Pelo menos a parede suportara parte do peso da rapariga, que se deixou descair até ficar sentada no chão. Perguntara à loura por diversas vezes se nunca mais consumira e esta sempre lhe dissera que não, agora descobria que lhe mentira todas aquelas vezes. O facto de a outra lhe ter mentido ainda era pior do que o que andara a fazer.
“Mas era muito pouco, só de vez em quando, quando ia sair”, disse Susana, na esperança de melhorar a sua situação, “Agora com todo o trabalho que tinha é que o passei a fazer mais vezes, se não o fizesse não aguentava…”

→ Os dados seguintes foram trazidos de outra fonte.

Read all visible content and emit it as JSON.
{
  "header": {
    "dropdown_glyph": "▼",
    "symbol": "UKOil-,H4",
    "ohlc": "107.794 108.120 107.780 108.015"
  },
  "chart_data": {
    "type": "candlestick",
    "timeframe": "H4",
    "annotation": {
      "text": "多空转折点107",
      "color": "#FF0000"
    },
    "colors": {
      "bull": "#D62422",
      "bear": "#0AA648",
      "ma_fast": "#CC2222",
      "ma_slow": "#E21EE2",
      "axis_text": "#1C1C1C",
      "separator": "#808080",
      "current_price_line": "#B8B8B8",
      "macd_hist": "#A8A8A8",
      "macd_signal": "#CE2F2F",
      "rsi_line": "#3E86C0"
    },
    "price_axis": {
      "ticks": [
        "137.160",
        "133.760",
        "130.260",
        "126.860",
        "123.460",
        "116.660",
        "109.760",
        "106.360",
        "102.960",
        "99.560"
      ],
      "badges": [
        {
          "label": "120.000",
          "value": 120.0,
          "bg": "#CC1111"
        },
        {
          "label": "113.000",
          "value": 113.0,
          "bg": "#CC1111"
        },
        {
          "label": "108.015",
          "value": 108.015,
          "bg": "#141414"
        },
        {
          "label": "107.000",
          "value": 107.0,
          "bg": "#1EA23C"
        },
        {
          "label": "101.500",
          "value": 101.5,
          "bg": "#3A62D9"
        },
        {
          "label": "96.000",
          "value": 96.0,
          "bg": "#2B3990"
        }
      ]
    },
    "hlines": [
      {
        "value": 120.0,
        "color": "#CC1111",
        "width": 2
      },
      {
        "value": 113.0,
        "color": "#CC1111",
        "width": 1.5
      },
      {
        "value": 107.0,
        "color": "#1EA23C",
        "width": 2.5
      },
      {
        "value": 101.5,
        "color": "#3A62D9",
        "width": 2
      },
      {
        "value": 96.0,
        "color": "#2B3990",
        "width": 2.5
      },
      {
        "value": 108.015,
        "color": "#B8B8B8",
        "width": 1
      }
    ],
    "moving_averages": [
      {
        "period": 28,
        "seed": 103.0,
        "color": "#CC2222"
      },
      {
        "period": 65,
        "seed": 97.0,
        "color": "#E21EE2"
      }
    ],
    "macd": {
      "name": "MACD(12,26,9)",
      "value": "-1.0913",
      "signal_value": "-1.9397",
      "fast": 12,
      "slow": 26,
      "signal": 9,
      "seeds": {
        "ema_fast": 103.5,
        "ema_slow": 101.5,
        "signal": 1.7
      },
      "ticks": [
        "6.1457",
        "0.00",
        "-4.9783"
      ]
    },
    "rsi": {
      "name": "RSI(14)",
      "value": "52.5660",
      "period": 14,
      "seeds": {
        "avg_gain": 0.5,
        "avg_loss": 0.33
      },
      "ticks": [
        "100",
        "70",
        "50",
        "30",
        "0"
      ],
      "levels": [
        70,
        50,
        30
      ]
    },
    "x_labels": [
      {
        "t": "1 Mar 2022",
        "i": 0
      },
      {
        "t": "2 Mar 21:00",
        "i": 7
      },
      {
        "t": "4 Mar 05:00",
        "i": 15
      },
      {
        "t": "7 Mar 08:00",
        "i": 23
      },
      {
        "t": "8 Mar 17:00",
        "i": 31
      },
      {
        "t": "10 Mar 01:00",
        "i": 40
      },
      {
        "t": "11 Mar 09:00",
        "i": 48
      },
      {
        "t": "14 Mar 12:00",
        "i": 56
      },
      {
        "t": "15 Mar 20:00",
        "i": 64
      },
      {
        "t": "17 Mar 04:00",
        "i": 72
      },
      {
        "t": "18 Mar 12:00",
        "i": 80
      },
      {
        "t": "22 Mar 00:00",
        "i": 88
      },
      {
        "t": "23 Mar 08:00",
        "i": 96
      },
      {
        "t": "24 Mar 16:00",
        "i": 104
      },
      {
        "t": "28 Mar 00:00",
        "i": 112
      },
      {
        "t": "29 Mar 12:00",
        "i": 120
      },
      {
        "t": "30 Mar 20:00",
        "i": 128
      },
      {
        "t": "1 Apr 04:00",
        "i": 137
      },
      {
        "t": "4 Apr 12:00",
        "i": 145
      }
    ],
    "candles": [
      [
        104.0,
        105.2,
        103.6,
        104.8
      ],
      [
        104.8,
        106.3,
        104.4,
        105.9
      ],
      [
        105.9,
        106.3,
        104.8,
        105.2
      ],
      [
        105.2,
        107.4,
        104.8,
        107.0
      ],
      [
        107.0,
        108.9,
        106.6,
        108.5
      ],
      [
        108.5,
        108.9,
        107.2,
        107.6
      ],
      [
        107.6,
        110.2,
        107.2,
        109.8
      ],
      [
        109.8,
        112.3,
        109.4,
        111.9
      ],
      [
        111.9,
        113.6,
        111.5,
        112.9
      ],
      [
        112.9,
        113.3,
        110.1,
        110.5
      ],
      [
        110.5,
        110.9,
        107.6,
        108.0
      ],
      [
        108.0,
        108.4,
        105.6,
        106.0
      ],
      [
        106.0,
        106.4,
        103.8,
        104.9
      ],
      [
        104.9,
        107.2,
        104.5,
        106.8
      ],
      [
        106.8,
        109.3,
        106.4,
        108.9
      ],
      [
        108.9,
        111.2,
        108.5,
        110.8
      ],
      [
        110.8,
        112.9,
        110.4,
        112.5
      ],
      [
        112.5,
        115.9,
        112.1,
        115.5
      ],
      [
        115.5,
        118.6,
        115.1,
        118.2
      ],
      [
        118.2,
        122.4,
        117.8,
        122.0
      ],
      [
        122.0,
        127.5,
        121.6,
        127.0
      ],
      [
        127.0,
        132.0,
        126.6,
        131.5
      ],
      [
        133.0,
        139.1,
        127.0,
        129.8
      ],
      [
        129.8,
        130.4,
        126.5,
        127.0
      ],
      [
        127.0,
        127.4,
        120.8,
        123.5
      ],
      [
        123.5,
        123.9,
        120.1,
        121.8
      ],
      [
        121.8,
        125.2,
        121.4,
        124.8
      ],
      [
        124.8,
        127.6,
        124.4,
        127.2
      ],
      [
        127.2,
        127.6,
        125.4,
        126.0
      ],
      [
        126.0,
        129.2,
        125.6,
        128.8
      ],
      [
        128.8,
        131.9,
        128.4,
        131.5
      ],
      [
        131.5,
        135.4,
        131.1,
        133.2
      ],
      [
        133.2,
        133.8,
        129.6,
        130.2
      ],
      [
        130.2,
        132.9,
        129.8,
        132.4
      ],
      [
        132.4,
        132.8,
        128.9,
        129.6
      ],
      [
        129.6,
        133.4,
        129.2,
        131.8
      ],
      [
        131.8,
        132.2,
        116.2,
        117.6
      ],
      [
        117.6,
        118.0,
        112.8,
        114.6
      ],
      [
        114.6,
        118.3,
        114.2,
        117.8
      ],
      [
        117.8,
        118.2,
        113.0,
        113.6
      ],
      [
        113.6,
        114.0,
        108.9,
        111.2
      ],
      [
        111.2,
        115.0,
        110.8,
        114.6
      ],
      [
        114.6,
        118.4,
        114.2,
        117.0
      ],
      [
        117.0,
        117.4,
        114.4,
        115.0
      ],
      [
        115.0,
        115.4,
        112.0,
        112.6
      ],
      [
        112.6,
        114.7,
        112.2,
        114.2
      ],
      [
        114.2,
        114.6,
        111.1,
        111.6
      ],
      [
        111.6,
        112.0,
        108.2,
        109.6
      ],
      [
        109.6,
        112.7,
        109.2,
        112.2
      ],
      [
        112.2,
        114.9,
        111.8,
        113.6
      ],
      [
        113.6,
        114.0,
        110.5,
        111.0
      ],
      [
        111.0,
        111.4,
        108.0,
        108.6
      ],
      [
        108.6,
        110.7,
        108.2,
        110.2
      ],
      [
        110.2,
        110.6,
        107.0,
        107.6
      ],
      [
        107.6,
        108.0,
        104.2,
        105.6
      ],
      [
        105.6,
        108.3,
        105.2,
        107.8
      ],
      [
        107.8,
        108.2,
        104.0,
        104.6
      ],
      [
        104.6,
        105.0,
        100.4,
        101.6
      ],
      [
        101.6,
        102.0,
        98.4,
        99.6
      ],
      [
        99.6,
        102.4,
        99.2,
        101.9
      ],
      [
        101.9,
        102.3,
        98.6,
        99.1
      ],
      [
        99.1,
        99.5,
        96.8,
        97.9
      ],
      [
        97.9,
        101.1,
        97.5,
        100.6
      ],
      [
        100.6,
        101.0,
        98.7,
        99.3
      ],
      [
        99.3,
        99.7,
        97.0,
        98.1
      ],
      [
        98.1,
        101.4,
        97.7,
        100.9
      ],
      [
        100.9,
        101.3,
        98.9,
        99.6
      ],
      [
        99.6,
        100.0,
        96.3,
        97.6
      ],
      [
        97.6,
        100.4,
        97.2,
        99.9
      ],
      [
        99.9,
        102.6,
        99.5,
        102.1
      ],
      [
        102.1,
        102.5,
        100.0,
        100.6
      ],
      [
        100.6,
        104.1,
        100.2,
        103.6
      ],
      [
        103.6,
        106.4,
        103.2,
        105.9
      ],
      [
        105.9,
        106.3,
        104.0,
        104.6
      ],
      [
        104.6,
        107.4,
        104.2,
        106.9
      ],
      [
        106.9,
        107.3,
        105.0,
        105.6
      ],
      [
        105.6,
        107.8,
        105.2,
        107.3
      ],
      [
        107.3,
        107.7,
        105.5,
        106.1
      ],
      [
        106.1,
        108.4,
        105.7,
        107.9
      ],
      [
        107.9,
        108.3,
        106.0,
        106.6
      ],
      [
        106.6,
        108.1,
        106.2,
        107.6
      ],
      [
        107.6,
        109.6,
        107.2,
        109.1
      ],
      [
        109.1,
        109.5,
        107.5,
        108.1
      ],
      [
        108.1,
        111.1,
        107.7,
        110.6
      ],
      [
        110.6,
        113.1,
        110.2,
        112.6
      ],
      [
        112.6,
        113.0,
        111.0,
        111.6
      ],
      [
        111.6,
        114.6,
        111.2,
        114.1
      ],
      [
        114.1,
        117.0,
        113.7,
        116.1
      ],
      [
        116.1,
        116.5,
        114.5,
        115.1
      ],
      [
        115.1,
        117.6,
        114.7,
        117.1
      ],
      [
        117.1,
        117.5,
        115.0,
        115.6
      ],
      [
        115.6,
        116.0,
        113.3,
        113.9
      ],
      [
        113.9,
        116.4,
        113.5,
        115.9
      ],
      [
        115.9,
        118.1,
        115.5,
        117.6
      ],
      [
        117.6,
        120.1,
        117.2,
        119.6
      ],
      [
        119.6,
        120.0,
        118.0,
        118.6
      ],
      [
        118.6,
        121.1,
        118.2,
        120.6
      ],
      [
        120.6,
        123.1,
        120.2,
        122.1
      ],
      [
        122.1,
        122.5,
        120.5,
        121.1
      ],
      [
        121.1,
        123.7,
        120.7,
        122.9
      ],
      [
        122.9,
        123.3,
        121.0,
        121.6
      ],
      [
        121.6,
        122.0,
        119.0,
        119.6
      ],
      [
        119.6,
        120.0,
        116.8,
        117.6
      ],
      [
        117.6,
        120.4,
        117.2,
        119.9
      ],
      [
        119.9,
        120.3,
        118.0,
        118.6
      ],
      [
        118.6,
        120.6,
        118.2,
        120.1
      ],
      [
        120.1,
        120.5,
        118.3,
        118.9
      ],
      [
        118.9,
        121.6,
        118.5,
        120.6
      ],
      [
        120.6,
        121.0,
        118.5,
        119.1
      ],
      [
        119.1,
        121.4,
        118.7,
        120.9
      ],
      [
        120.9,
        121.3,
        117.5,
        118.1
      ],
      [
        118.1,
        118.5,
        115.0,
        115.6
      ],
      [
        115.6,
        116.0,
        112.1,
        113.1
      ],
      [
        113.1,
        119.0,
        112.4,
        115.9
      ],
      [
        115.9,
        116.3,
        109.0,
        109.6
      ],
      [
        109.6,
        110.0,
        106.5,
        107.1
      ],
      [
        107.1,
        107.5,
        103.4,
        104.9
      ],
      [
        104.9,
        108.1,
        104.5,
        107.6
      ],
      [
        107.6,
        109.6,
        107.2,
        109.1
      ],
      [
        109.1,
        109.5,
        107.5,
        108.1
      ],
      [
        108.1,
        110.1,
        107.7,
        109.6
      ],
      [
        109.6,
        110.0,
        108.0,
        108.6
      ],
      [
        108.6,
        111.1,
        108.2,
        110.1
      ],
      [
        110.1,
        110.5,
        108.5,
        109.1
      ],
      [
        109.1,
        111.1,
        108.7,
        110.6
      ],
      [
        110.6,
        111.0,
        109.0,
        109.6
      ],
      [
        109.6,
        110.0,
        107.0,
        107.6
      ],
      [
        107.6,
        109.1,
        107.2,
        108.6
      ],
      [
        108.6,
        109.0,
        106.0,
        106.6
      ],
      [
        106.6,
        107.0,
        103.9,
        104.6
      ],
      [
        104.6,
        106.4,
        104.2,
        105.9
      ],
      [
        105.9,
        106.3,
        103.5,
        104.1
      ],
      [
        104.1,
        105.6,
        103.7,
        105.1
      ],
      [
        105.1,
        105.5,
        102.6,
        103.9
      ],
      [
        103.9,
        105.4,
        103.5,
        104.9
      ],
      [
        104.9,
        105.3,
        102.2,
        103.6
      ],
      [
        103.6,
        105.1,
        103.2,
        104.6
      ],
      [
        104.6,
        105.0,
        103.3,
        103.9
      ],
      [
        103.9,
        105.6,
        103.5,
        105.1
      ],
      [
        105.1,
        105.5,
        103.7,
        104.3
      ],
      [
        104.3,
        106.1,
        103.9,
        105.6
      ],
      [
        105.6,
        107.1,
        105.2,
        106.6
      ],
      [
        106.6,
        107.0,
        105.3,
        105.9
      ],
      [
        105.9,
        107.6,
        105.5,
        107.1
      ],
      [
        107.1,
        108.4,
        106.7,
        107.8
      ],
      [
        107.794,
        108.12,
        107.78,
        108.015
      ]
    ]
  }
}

“Chega!”, disse a morena, enterrando a cara nas mãos, “Não és capaz de manter uma promessa, se não o fazes por mim, ao menos fá-lo por ti e não arruínes a tua vida”
“E agora?”, perguntou a loura, com o coração acelerado. Não queria ouvir a resposta, já a sabia de antemão, mesmo que parte de si se quisesse manter agarrada à esperança de que toda aquela situação pudesse ser resolvida e que as coisas fossem como o eram há uns meses atrás.
“Não sei…”, admitiu Daniela, levantando-se, “Vês mesmo futuro no nosso casamento depois de tudo isto?”
“Eu vou para uma clínica, eu faço tudo o que tu quiseres, mas por favor não!”, gritou a outra, ao sentir todo o seu mundo ruir e ela sem saber o que fazer.
“Não é a melhor altura para pensarmos nisso…”, disse a rapariga, tomando a alternativa cobarde. Podia ter resolvido, naquele momento, toda a situação mas não fora capaz de a enfrentar. Antes de deixar Susana, abraçou-a, sendo precisa toda a sua presença de espírito para se separar. Tinha muito em que pensar e para isso precisava de estar sozinha.

1 comentário:

  1. Está um capítulo "pesado". Pesado, no sentido que mostra muito bem a tensão que se fazia sentir naquele quarto. A hipótese da tomada de decisões que podem mudar tudo aquilo que elas vieram a construir até agora, a desilusão, a dor, a mágoa. O desespero, principalmente.
    Mostraste tudo isto muito bem. E acho que foi um capítulo importante, antes de partires para mais algum avanço na história.
    Tal como sempre te disse, estás de parabéns, uma vez mais.